Could a new nasal COVID vaccine in the works, a partnership between Washington University in St Louis, USA, and Hyderabad-based Bharat Biotech International Ltd (BBIL), be that wonder solution which Bill Gates, in an interview to an American TV channel last week, said will check the spread of virus?
A paper in scientific journal Cell says that animal studies on nasal vaccine - single dose intranasal ChAd vaccine - protects upper and lower respiratory tracts against SARS-CoV-2. "Intranasal administration of ChAd-SARS-CoV-2-S is a candidate for preventing SARS-CoV-2 infection and transmission, and curtailing pandemic spread", the paper says.
It is this very vaccine that Krishna Ella, chairman and managing director of BBIL says will revolutionise Indian vaccine making capabilities and help the country leapfrog along with Europe, the US and China.
"We have completed studies on monkeys. It demonstrates 100 per cent sterilising ability. That means when a virus attacks the animal, it doesn't touch even one cell. Sterilising immunity will prevent infection and also transmission. If you want to control COVID-19, you have to stop the infection and the transmission. So while all the first generation vaccines (most coronavirus vaccines that are under various stages of development world over at the moment) can only prevent partial infection and partial transmission, nasal one will prevent both the infection and transmission", says Ella.
In an exclusive interaction with BusinessToday.In, Ella said nasal vaccine may be the best choice for India because it will be single dose, easy to administer and super efficient. "You put one drop 0.1 ml in one nostril and 0.1 ml in the other one. You are done. Just one dose."
The entire vaccine platform developed in partnership with Washington University has been licensed to BBIL. "We have the global rights excluding the US and Europe. And in US, my partner, who is a faculty there, started Precision Medical. We will supply the Phase 1 clinical trial material from here to the US," Ella says.
According to Ella, vaccines administered through the intramuscular injection route protects the lower lungs but not the upper lung. Hence it can prevent the symptoms, but cannot prevent infection and transmission. Instead, the nasal route can protect the lungs completely and thus stop the transmission and also infection.
BBIL is getting the vaccine candidate ready for Phase I clinical trials by December. Ella says that if the government can develop a total protocol for (all phases of) clinical trials now itself, the company can get the nasal vaccine into the market by June 2021. "The production is very easy. The facility is in place already. It is a vector based vaccine. If successful, I can make more than 1 billion doses," he says.
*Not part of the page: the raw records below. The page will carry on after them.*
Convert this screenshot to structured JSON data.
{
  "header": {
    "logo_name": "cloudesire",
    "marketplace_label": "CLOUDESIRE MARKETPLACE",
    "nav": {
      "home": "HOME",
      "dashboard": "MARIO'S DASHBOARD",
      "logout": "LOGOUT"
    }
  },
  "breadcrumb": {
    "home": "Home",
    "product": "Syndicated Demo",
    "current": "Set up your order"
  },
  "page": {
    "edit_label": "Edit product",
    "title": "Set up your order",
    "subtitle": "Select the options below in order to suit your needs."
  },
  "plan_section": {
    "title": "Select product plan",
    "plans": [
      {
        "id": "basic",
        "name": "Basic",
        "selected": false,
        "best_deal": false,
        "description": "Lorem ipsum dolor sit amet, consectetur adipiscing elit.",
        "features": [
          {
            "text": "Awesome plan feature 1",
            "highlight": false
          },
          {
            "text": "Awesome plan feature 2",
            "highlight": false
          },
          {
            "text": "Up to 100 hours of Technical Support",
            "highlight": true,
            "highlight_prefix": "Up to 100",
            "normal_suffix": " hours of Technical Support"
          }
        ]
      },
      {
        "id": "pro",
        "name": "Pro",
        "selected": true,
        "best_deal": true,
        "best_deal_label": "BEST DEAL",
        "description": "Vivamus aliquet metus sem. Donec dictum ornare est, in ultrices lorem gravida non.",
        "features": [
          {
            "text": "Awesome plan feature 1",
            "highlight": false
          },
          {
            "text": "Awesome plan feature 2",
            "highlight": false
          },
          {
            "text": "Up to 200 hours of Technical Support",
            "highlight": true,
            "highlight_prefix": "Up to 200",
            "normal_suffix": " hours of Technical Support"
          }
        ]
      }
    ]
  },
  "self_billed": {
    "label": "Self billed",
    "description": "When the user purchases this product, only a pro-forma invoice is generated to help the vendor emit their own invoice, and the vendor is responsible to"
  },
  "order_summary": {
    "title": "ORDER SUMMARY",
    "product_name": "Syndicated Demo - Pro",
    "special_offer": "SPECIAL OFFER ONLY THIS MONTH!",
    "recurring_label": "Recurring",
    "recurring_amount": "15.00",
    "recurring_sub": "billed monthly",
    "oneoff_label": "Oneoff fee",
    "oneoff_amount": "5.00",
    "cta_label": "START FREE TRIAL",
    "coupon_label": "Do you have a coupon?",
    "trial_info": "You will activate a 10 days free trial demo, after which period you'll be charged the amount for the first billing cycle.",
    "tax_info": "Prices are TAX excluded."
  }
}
Ella says that he is yet to discuss with the government about the advantages of having a nasal vaccine strategy in place.
Only clinical trials in human beings can say how safe and efficacious the vaccine is. Further research will also say how long the efficacy or the protective feature of the vaccine will remain. All that we know is there has been a promising start.
As the scientific paper in Cell says, the studies on monkeys "establish that immunisation with ChAd-SARS-CoV-2-S induces both neutralising antibody and antigen-specific CD8+ T cell responses. While a single intramuscular immunisation of ChAd-SARS-CoV-2-S confers protection against SARS-CoV-2 infection and inflammation in the lungs, intranasal delivery of ChAd-SARS-CoV-2-S induces mucosal immunity, provides superior protection, and possibly promotes sterilising immunity, at least in mice." The paper recommended further studies as "intranasal delivery of ChAd-SARS-CoV-2-S is a promising platform for preventing SARS-CoV-2 infection, disease, and upper airway transmission, and thus warrants clinical evaluation in humans".
Incidentally, Pune based Serum Institute of India, world's largest vaccine maker by volume, is also working on a nasal COVID-19 vaccine, through using a different technology.